Era dulce, pequeña, intranquila,
con los bucles de un bronce de gloria,
con la voz infantil e insinuante
y las manos leves, cándidas e inquietas.
Fingían sus ojos rendidos
al mirar, dos profundas violetas;
su menuda presencia exhalaba
un bíblico aroma de mirra y de ungüento,
y toda su carne temblaba
como tiembla un rosal bajo el viento.
A su amor arribé muy temprano,
al cantar de la alondra primera,
y me vieron rondar sus jardines
las noches de luna de la primavera.
Mas pasó cual la sombra de un ave
sobre un lírico estanque dormido,
y quedaron vibrando, vibrando,
sus palabras de miel en mi oído.
Y ésta fue toda entera su dádiva:
la visión de unos ojos azules
donde un lampo indeciso se esconde,
¡y una voz de frescuras edénicas
que a través de mis males responde!
La otra tenía un encanto terrible
y el amor de las Reinas de Oriente,
y no sé qué avidez tan profunda
ni qué dejos de gracia indolente.
Gota a gota me daba sus néctares;
sorbo a sorbo bebía mi sangre
como en un sacrificio cruento,
y su brava pasión era un vórtice
y una llama y un aire violento…
Y ésta fue, toda justa, su dádiva:
el temprano saber de la ciencia
que destruye enemigos cuidados,
y el recuerdo de aquella frecuencia
en los brazos duros, firmes e insaciados.

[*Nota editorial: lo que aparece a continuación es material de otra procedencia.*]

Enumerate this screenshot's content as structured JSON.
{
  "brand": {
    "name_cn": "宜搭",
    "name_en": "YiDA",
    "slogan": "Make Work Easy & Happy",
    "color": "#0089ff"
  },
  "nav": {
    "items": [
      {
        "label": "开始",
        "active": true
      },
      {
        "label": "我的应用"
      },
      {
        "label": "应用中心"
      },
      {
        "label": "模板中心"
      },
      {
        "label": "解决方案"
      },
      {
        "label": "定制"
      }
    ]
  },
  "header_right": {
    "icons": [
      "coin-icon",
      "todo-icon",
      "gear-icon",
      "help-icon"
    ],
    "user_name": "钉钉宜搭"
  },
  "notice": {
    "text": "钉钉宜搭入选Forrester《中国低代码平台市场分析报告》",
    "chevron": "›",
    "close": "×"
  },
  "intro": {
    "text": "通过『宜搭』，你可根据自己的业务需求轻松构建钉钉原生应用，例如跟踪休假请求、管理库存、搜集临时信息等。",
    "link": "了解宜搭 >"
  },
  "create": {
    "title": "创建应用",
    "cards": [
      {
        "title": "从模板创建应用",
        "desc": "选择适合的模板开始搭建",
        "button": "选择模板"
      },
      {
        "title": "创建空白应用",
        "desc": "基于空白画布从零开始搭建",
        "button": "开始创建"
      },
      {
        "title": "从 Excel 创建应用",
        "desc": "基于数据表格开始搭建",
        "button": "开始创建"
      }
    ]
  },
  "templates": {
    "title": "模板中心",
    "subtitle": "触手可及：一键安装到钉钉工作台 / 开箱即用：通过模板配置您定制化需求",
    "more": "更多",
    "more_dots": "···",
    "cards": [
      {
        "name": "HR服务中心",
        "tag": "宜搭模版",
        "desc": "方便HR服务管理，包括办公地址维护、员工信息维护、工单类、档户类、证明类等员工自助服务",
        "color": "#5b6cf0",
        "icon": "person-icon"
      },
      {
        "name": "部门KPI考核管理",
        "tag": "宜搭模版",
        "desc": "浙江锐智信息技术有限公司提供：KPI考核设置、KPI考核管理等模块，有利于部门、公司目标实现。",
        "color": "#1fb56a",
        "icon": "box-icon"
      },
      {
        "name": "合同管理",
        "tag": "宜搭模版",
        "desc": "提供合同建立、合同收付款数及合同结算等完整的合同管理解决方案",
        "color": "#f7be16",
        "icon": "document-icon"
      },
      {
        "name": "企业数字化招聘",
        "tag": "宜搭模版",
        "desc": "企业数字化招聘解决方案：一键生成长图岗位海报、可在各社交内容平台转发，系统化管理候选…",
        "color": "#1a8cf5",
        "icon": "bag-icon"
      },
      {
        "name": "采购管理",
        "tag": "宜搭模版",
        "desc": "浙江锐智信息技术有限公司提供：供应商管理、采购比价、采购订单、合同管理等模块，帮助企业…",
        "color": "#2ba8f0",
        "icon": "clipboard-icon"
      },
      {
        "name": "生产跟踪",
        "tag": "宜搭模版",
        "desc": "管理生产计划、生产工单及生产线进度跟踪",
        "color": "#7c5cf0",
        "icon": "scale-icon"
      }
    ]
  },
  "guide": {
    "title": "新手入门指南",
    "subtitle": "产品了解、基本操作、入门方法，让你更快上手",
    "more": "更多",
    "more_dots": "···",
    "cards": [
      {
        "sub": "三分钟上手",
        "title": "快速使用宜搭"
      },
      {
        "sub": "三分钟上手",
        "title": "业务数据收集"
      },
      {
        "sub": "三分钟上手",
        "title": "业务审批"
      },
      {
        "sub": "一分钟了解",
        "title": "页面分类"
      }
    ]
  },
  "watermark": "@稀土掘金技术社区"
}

La tercera, de manos filiales,
olorosa a reliquias antiguas,
destilaba venenos letales
en dulces palabras exiguas.
Evocaba las noches profundas,
subyugantes, de mórbido imperio,
en la tórrida selva cargada
de aromas sutiles, de vago misterio.
Parecía en los ojos absortos
de un incógnito anhelo cautiva,
y en su adusta esquivez era fácil
y en su vasta indolencia era altiva.
Y ésta fue, simplemente, su dádiva:
la experiencia de amores extraños,
de un trémulo busto, de un alma inasible…
la pena inconforme del goce perdido…
y, después de todo,
¡la inquieta avaricia de un nuevo sentido!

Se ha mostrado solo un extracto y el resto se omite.